Only David Kendall, Bernie Nussbaum and David Gergen agreed with me that we should resist a special prosecutor. Gergen considered a special prosecutor a “dangerous proposition.” Bill’s staff trooped in to lobby me, one after another, each delivering the same familiar message: I would destroy my husband’s Presidency if I didn’t support their strategy. Whitewater had to be pushed off the front pages so we could get on with the business of the administration, including health care reform.
I believed that we needed to distinguish between holding our ground when we were in the right and giving in to political expediency and pressure from the press. “Requesting a special prosecutor is wrong,” I said. But I couldn’t change their minds.

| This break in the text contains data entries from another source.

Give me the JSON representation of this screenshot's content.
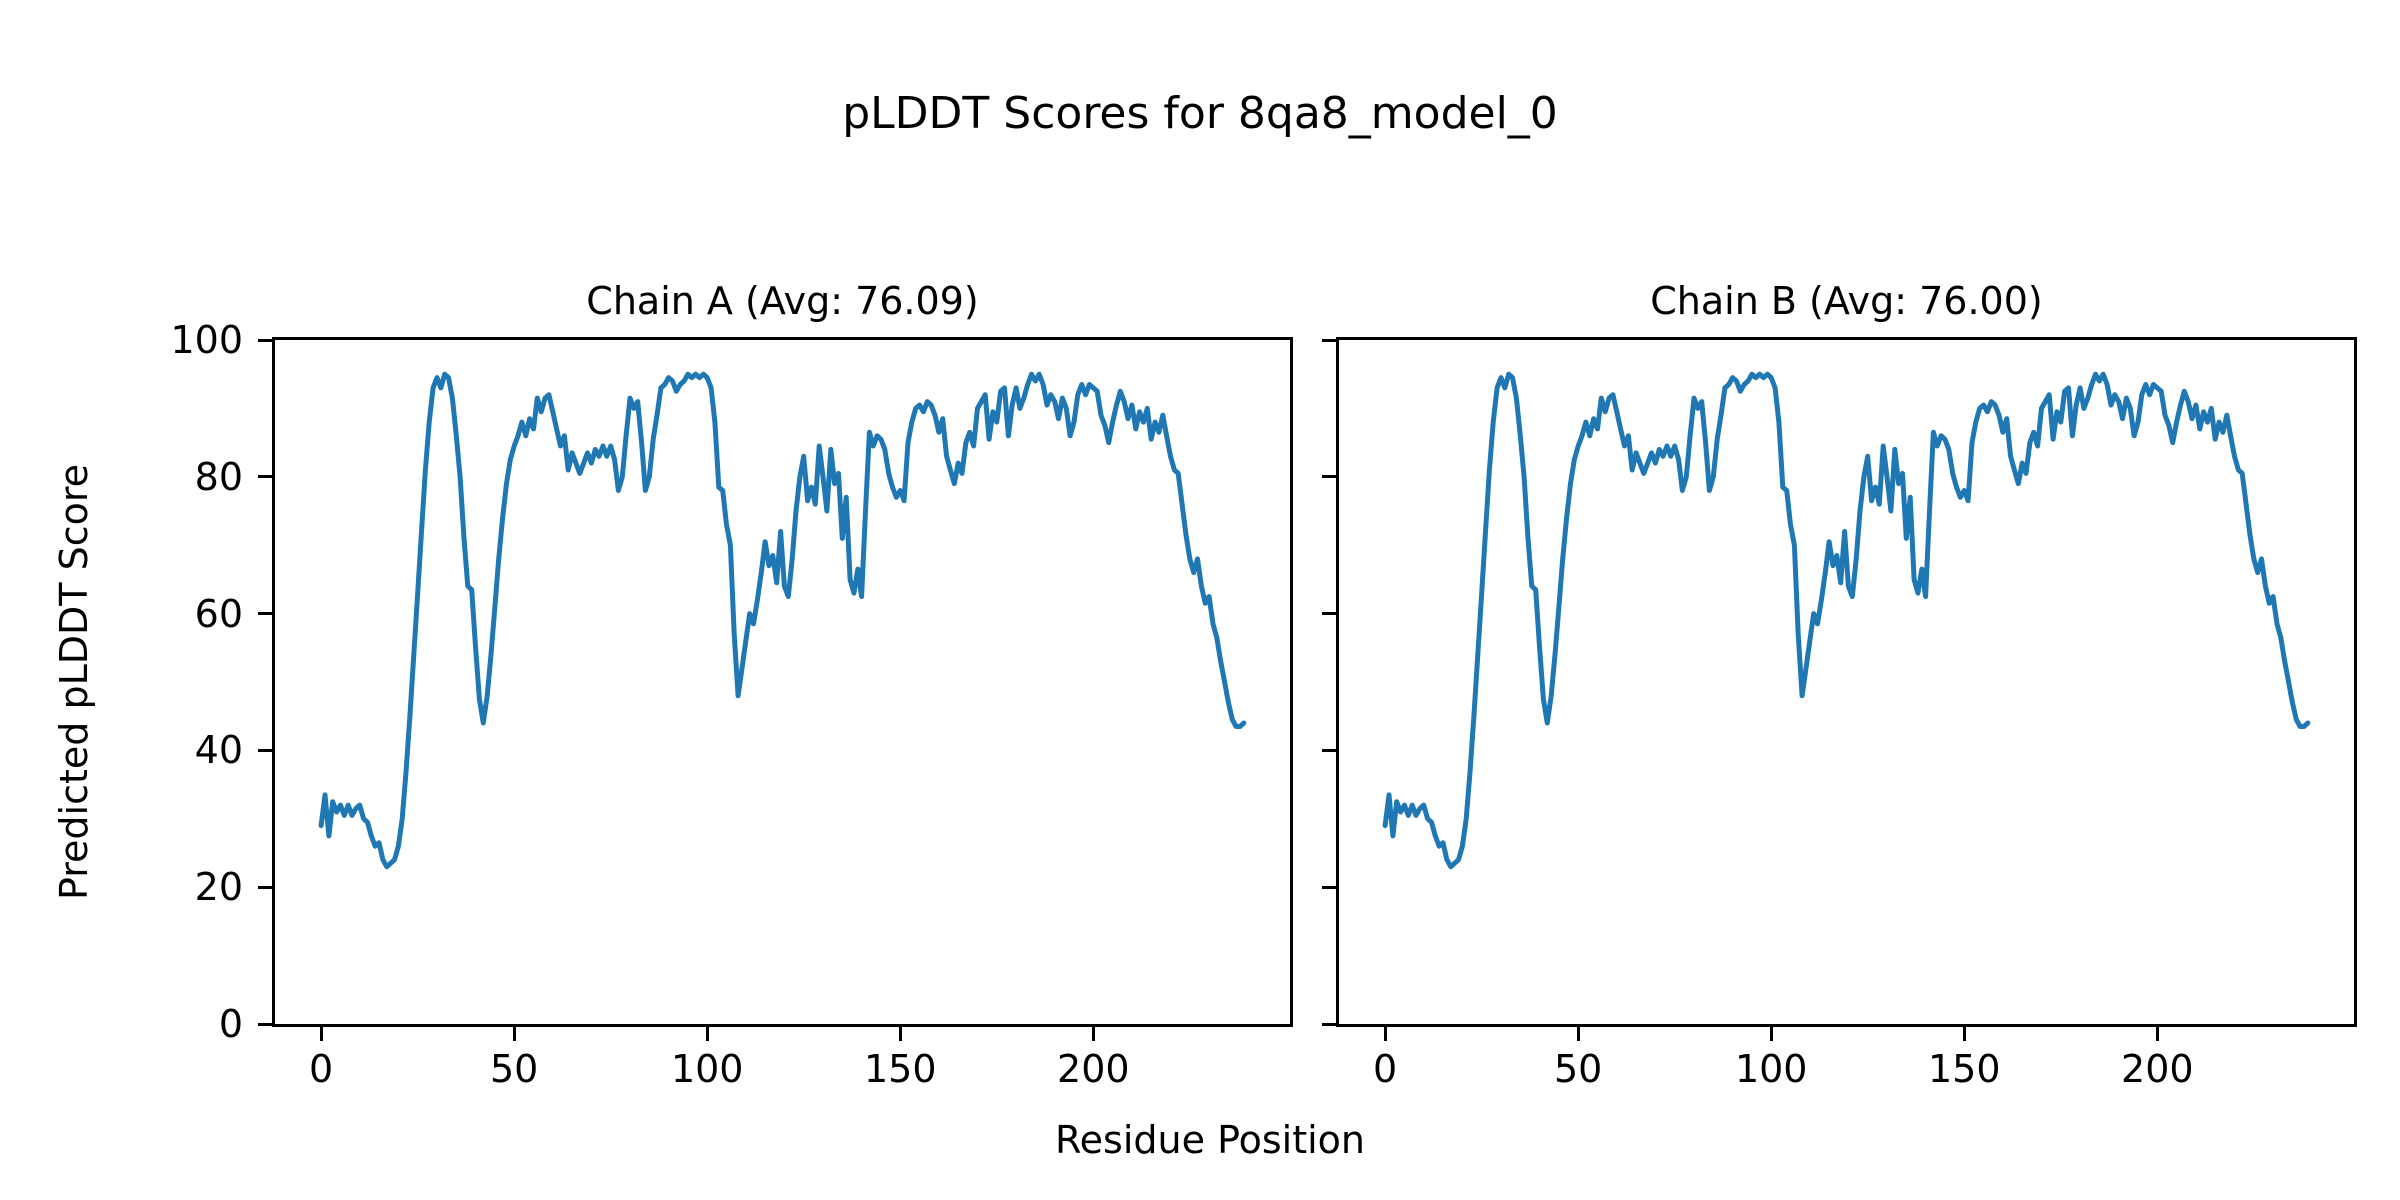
{
  "figure": {
    "title": "pLDDT Scores for 8qa8_model_0",
    "xlabel": "Residue Position",
    "ylabel": "Predicted pLDDT Score",
    "line_color": "#1f77b4",
    "background_color": "#ffffff",
    "text_color": "#000000"
  },
  "chart_data": [
    {
      "type": "line",
      "title": "Chain A (Avg: 76.09)",
      "chain": "A",
      "avg_plddt": "76.09",
      "xlabel": "Residue Position",
      "ylabel": "Predicted pLDDT Score",
      "x_start": 0,
      "x_step": 1,
      "xlim": [
        -11.95,
        250.95
      ],
      "ylim": [
        0,
        100
      ],
      "xticks": [
        0,
        50,
        100,
        150,
        200
      ],
      "yticks": [
        0,
        20,
        40,
        60,
        80,
        100
      ],
      "show_y_tick_labels": true,
      "legend": "none",
      "grid": false,
      "values": [
        29,
        33.5,
        27.5,
        32.5,
        31,
        32,
        30.5,
        32,
        30.5,
        31.5,
        32,
        30,
        29.5,
        27.5,
        26,
        26.5,
        24,
        23,
        23.5,
        24,
        26,
        30,
        37,
        45,
        54,
        63,
        72,
        81,
        88,
        93,
        94.5,
        93,
        95,
        94.5,
        91.5,
        86,
        80,
        71,
        64,
        63.5,
        55,
        47.5,
        44,
        48,
        54,
        61,
        68,
        74,
        79,
        82.5,
        84.5,
        86,
        88,
        86,
        88.5,
        87,
        91.5,
        89.5,
        91.5,
        92,
        89.5,
        87,
        84.5,
        86,
        81,
        83.5,
        82,
        80.5,
        82,
        83.5,
        82,
        84,
        83,
        84.5,
        83,
        84.5,
        82.5,
        78,
        80,
        86,
        91.5,
        90,
        91,
        85,
        78,
        80,
        85.5,
        89,
        93,
        93.5,
        94.5,
        94,
        92.5,
        93.5,
        94,
        95,
        94.5,
        95,
        94.5,
        95,
        94.5,
        93,
        88,
        78.5,
        78,
        73,
        70,
        57,
        48,
        52,
        56,
        60,
        58.5,
        62,
        66,
        70.5,
        67,
        68.5,
        64.5,
        72,
        64,
        62.5,
        68,
        75,
        80,
        83,
        76.5,
        78.5,
        76,
        84.5,
        80,
        75,
        84,
        79,
        80.5,
        71,
        77,
        65,
        63,
        66.5,
        62.5,
        75,
        86.5,
        84.5,
        86,
        85.5,
        84,
        80.5,
        78.5,
        77,
        78,
        76.5,
        85,
        88,
        90,
        90.5,
        89.5,
        91,
        90.5,
        89,
        86.5,
        88.5,
        83,
        81,
        79,
        82,
        80.5,
        85,
        86.5,
        84.5,
        90,
        91,
        92,
        85.5,
        89.5,
        88,
        92.5,
        93,
        86,
        90.5,
        93,
        90,
        91.5,
        93.5,
        95,
        94,
        95,
        93.5,
        90.5,
        92,
        91,
        88.5,
        91.5,
        90,
        86,
        88,
        92,
        93.5,
        92,
        93.5,
        93,
        92.5,
        89,
        87.5,
        85,
        88,
        90.5,
        92.5,
        91,
        88.5,
        90.5,
        87,
        89.5,
        88,
        90,
        85.5,
        88,
        86.5,
        89,
        86,
        83,
        81,
        80.5,
        76,
        71.5,
        68,
        66,
        68,
        64,
        61.5,
        62.5,
        58.5,
        56.5,
        53,
        50,
        47,
        44.5,
        43.5,
        43.5,
        44
      ]
    },
    {
      "type": "line",
      "title": "Chain B (Avg: 76.00)",
      "chain": "B",
      "avg_plddt": "76.00",
      "xlabel": "Residue Position",
      "ylabel": "Predicted pLDDT Score",
      "x_start": 0,
      "x_step": 1,
      "xlim": [
        -11.95,
        250.95
      ],
      "ylim": [
        0,
        100
      ],
      "xticks": [
        0,
        50,
        100,
        150,
        200
      ],
      "yticks": [
        0,
        20,
        40,
        60,
        80,
        100
      ],
      "show_y_tick_labels": false,
      "legend": "none",
      "grid": false,
      "values": [
        29,
        33.5,
        27.5,
        32.5,
        31,
        32,
        30.5,
        32,
        30.5,
        31.5,
        32,
        30,
        29.5,
        27.5,
        26,
        26.5,
        24,
        23,
        23.5,
        24,
        26,
        30,
        37,
        45,
        54,
        63,
        72,
        81,
        88,
        93,
        94.5,
        93,
        95,
        94.5,
        91.5,
        86,
        80,
        71,
        64,
        63.5,
        55,
        47.5,
        44,
        48,
        54,
        61,
        68,
        74,
        79,
        82.5,
        84.5,
        86,
        88,
        86,
        88.5,
        87,
        91.5,
        89.5,
        91.5,
        92,
        89.5,
        87,
        84.5,
        86,
        81,
        83.5,
        82,
        80.5,
        82,
        83.5,
        82,
        84,
        83,
        84.5,
        83,
        84.5,
        82.5,
        78,
        80,
        86,
        91.5,
        90,
        91,
        85,
        78,
        80,
        85.5,
        89,
        93,
        93.5,
        94.5,
        94,
        92.5,
        93.5,
        94,
        95,
        94.5,
        95,
        94.5,
        95,
        94.5,
        93,
        88,
        78.5,
        78,
        73,
        70,
        57,
        48,
        52,
        56,
        60,
        58.5,
        62,
        66,
        70.5,
        67,
        68.5,
        64.5,
        72,
        64,
        62.5,
        68,
        75,
        80,
        83,
        76.5,
        78.5,
        76,
        84.5,
        80,
        75,
        84,
        79,
        80.5,
        71,
        77,
        65,
        63,
        66.5,
        62.5,
        75,
        86.5,
        84.5,
        86,
        85.5,
        84,
        80.5,
        78.5,
        77,
        78,
        76.5,
        85,
        88,
        90,
        90.5,
        89.5,
        91,
        90.5,
        89,
        86.5,
        88.5,
        83,
        81,
        79,
        82,
        80.5,
        85,
        86.5,
        84.5,
        90,
        91,
        92,
        85.5,
        89.5,
        88,
        92.5,
        93,
        86,
        90.5,
        93,
        90,
        91.5,
        93.5,
        95,
        94,
        95,
        93.5,
        90.5,
        92,
        91,
        88.5,
        91.5,
        90,
        86,
        88,
        92,
        93.5,
        92,
        93.5,
        93,
        92.5,
        89,
        87.5,
        85,
        88,
        90.5,
        92.5,
        91,
        88.5,
        90.5,
        87,
        89.5,
        88,
        90,
        85.5,
        88,
        86.5,
        89,
        86,
        83,
        81,
        80.5,
        76,
        71.5,
        68,
        66,
        68,
        64,
        61.5,
        62.5,
        58.5,
        56.5,
        53,
        50,
        47,
        44.5,
        43.5,
        43.5,
        44
      ]
    }
  ]
}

On January 3, Harold Ickes, an old friend and adviser from the 1992 campaign, had joined the administration as Deputy Chief of Staff. Bill had asked Harold, a sandy-haired, hyperkinetic lawyer, to coordinate the upcoming health care campaign. Within days he was diverted to organize a “Whitewater Response Team” composed of several senior advisers and members of the communications staff and counsel’s office. Harold was the best advocate to have in your corner during a fight. Like Kendall, he was a veteran of the civil rights movement in the South―in fact, Harold had been so badly beaten while organizing black voters in the Mississippi Delta that he had lost a kidney. Although he had spent most of his early life avoiding his legacy―at one point he worked breaking horses on a cattle ranch―he was the son of Harold Ickes, Sr., one of the most significant players in Franklin D. Roosevelt’s cabinet. Politics pumped through Harold’s veins, and the White House seemed to be his natural habitat.
Harold did his best to keep the Whitewater debate under control, but the turmoil continued in the West Wing. Each news story brought us closer to a fateful decision. The day after I returned to the White House from Hot Springs, Harold told me that he had reluctantly concluded we should request a special prosecutor.
On Tuesday evening, January 11, I arranged a conference call with Bill in Prague.
David Kendall and I met in the Oval Office with a handful of Bill’s top aides for a final debate on the issue. The scene reminded me of a cartoon I had seen: A man stood in front of two doors, obviously trying to decide which one to enter. A sign above the first door said, “Damned if you do.” The other said, “Damned if you don’t.”
It was the middle of the night in Europe. Bill was worn out and exasperated after days of hearing nothing but Whitewater questions from the media. He was also heartbroken about losing his mother, the one steady presence throughout his life and his chief cheerleader, offering unconditional love and support. I felt sorry for him and wished that he didn’t have to deal with such a crucial decision under these circumstances. He was terribly hoarse, and we had to lean in close to the black, batwing-shaped conference phone to hear his voice.